Após longos anos de insegurança no setor e a ocorrência de
duas grandes tragédias, para que o governo federal viesse a se posicionar e
tomar medidas enérgicas quanto à segurança das barragens.
O princípio da prevenção [3] impõe medidas para lidar com os
efeitos danosos de determinadas atividades para o meio ambiente, das que
podemos chamar de fatores previsíveis.
O princípio da precaução, por sua vez, trata da incerteza
decorrente da impossibilidade de antecipar as consequências de uma atividade
humana.
Como citado pelo juiz federal Gabriel Wedy [4] , "o
princípio da prevenção tem por finalidade a adoção de ações ou de inações para
evitar eventos previsíveis; já o princípio da precaução visa a gerir riscos em
princípio não prováveis por completo" .
Daí vem aquele questionamento: até quando a análise
econômica de assunção de risco potencial e efetivo, visando somente ao lucro,
irá prevalecer sobre os princípios da prevenção e precaução?
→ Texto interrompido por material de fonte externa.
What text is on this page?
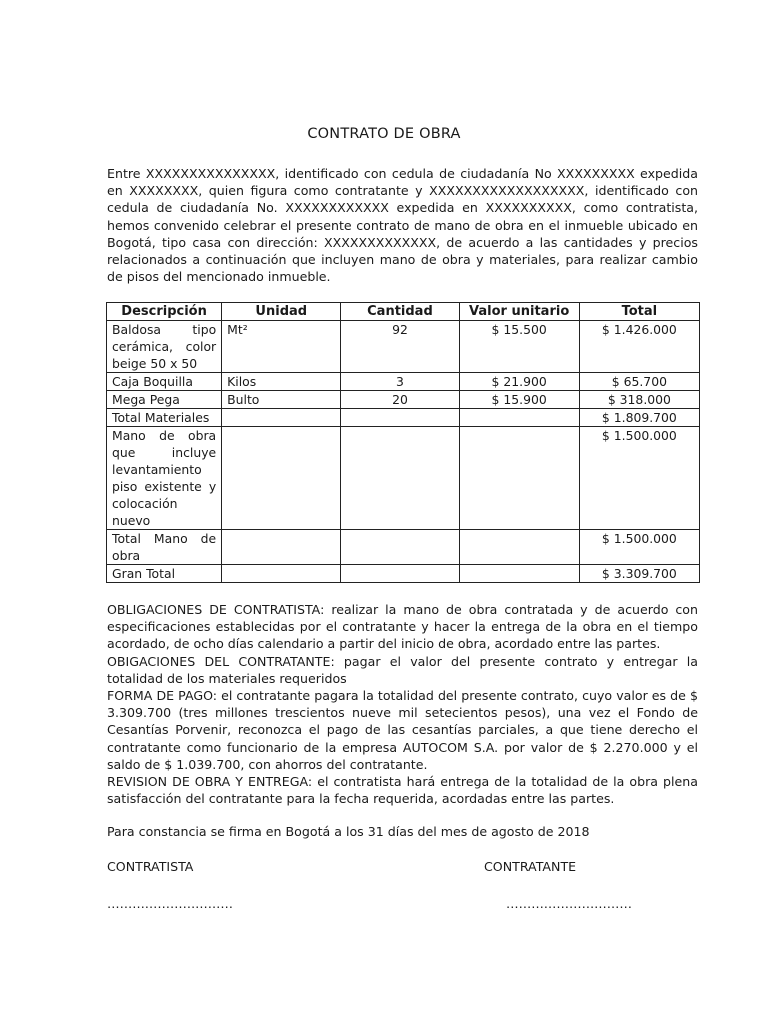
CONTRATO DE OBRA

Entre XXXXXXXXXXXXXXX, identificado con cedula de ciudadanía No XXXXXXXXX expedida en XXXXXXXX, quien figura como contratante y XXXXXXXXXXXXXXXXXX, identificado con cedula de ciudadanía No. XXXXXXXXXXXX expedida en XXXXXXXXXX, como contratista, hemos convenido celebrar el presente contrato de mano de obra en el inmueble ubicado en Bogotá, tipo casa con dirección: XXXXXXXXXXXXX, de acuerdo a las cantidades y precios relacionados a continuación que incluyen mano de obra y materiales, para realizar cambio de pisos del mencionado inmueble.

Descripción	Unidad	Cantidad	Valor unitario	Total
Baldosa tipo cerámica, color beige 50 x 50	Mt²	92	$ 15.500	$ 1.426.000
Caja Boquilla	Kilos	3	$ 21.900	$ 65.700
Mega Pega	Bulto	20	$ 15.900	$ 318.000
Total Materiales				$ 1.809.700
Mano de obra que incluye levantamiento piso existente y colocación nuevo				$ 1.500.000
Total Mano de obra				$ 1.500.000
Gran Total				$ 3.309.700

OBLIGACIONES DE CONTRATISTA: realizar la mano de obra contratada y de acuerdo con especificaciones establecidas por el contratante y hacer la entrega de la obra en el tiempo acordado, de ocho días calendario a partir del inicio de obra, acordado entre las partes.

OBIGACIONES DEL CONTRATANTE: pagar el valor del presente contrato y entregar la totalidad de los materiales requeridos

FORMA DE PAGO: el contratante pagara la totalidad del presente contrato, cuyo valor es de $ 3.309.700 (tres millones trescientos nueve mil setecientos pesos), una vez el Fondo de Cesantías Porvenir, reconozca el pago de las cesantías parciales, a que tiene derecho el contratante como funcionario de la empresa AUTOCOM S.A. por valor de $ 2.270.000 y el saldo de $ 1.039.700, con ahorros del contratante.

REVISION DE OBRA Y ENTREGA: el contratista hará entrega de la totalidad de la obra plena satisfacción del contratante para la fecha requerida, acordadas entre las partes.

Para constancia se firma en Bogotá a los 31 días del mes de agosto de 2018
CONTRATISTA	CONTRATANTE
…………………………	…………………………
A única certeza que se tem é de que a Lei nº 14.066 já foi
um grande avanço!
*João Pedro França Teixeira é advogado, sócio do escritório
Mota Ribeiro, Barbosa e França, pós-graduado em Direito e Processo do Trabalho,
LLM em Direito Empresarial pela FGV, pós-graduando em Direito Minerário,
vice-presidente da Comissão de Direito Minerário da OAB/BA, membro da
Associação dos Advogados de São Paulo, membro do Instituto Brasileiro de Defesa
do Consumidor e vice-presidente do Instituto Baiano de Mineração (IBAHM)
[1] FREIRE NETO, João Pimenta.. Núcleo de Geotecnia da
Escola de Minas da Universidade Federal de Ouro Preto , 2009.
[2]
http://antigo.anm.gov.br/portal/assuntos/barragens/pasta-classificacao-de-barragens-de-mineracao/plano-de-seguranca-de-barragens.
[3] https://enciclopediajuridica.pucsp.br/verbete/356/edicao-1/principio-da-prevencao-e-principio-da-precaucao.
[4]
https://www.conjur.com.br/2014-mai-30/gabriel-wedy-precaucao-direito-ambiental-nao-prevencao#:~:text=O%20princ%C3%ADpio%20da%20preven%C3%A7%C3%A3o%20visa%20a%20inibir%20o%20dano%20potencial,o%20risco%20de%20perigo%20abstrato.&text=Outra%20diferen%C3%A7a%20substancial%20entre%20os,que%20determinada%20atividade%20causar%C3%A1%20danos.